Notre organisme produit naturellement des endocannabinoïdes, des messagers chimiques semblables au THC qui régulent de nombreuses fonctions comme l'appétit, le sommeil, la douleur, l'humeur ou la mémoire. Le système endocannabinoïde est impliqué dans l'homéostasie, le maintien de l'équilibre stable du milieu intérieur.
Lorsque l'on consomme du cannabis, le THC vient se fixer sur les récepteurs cannabinoïdes CB1 et CB2, perturbant l'action des endocannabinoïdes. C'est en modulant l'activité de ce système que le cannabis exerce ses effets psychoactifs et thérapeutiques.
Mais au-delà de ces effets immédiats, quels sont les impacts à long terme d'une consommation régulière de cannabis? Peut-elle entraîner des modifications durables de l'expression de nos gènes?
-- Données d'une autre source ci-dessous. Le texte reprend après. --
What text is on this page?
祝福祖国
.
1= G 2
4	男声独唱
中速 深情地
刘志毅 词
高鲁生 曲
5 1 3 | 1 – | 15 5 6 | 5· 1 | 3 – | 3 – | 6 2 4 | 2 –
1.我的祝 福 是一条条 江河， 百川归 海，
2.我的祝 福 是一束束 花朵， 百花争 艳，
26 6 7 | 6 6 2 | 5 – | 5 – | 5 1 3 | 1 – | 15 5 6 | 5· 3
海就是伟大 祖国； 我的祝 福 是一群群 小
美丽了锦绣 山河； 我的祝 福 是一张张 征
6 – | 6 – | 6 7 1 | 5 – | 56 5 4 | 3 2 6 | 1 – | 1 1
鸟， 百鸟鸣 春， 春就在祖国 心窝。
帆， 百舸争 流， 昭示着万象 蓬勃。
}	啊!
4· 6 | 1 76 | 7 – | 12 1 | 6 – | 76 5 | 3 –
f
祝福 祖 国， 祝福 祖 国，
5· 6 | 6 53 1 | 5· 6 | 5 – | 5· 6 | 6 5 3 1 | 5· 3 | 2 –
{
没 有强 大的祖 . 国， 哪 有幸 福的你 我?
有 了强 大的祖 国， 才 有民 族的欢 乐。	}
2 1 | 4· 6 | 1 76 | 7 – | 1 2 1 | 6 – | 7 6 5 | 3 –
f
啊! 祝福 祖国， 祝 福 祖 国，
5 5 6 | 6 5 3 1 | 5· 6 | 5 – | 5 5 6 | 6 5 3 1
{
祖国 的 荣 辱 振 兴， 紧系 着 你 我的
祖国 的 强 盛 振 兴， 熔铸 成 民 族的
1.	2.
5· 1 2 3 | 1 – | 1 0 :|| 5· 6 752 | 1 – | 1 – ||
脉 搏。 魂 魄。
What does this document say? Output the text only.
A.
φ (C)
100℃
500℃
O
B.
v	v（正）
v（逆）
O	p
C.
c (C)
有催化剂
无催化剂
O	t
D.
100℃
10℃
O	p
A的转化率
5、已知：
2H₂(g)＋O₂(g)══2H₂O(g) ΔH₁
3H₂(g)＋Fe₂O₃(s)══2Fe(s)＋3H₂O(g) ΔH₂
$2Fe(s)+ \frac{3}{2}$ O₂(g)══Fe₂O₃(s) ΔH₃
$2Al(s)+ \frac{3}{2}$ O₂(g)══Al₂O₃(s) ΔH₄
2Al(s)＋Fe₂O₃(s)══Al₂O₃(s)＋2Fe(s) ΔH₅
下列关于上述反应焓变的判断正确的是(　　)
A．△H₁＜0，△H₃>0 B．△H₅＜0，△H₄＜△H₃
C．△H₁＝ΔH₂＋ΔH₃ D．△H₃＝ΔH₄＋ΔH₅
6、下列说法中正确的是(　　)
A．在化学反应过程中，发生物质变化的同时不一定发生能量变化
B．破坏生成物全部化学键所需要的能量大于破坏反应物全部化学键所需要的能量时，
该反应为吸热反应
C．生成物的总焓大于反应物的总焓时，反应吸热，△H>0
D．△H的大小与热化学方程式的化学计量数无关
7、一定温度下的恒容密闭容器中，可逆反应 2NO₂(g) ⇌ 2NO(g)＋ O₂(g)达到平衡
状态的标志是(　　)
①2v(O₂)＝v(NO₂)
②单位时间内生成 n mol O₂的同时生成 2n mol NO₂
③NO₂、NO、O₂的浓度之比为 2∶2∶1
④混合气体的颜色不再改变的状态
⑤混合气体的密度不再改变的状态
Le cannabis modifie l'expression des gènes liés au système de récompense
Plusieurs études ont montré que la consommation chronique de cannabis pouvait altérer l'expression de certains gènes, notamment ceux impliqués dans le circuit de la récompense.
Des chercheurs de l'université du Maryland ont ainsi découvert que des rats exposés quotidiennement au THC durant une semaine présentaient une sous-expression du gène codant pour le récepteur CB1 dans le striatum, une région du cerveau essentielle dans le système de récompense. Cette diminution perdurait 2 semaines après l'arrêt du THC.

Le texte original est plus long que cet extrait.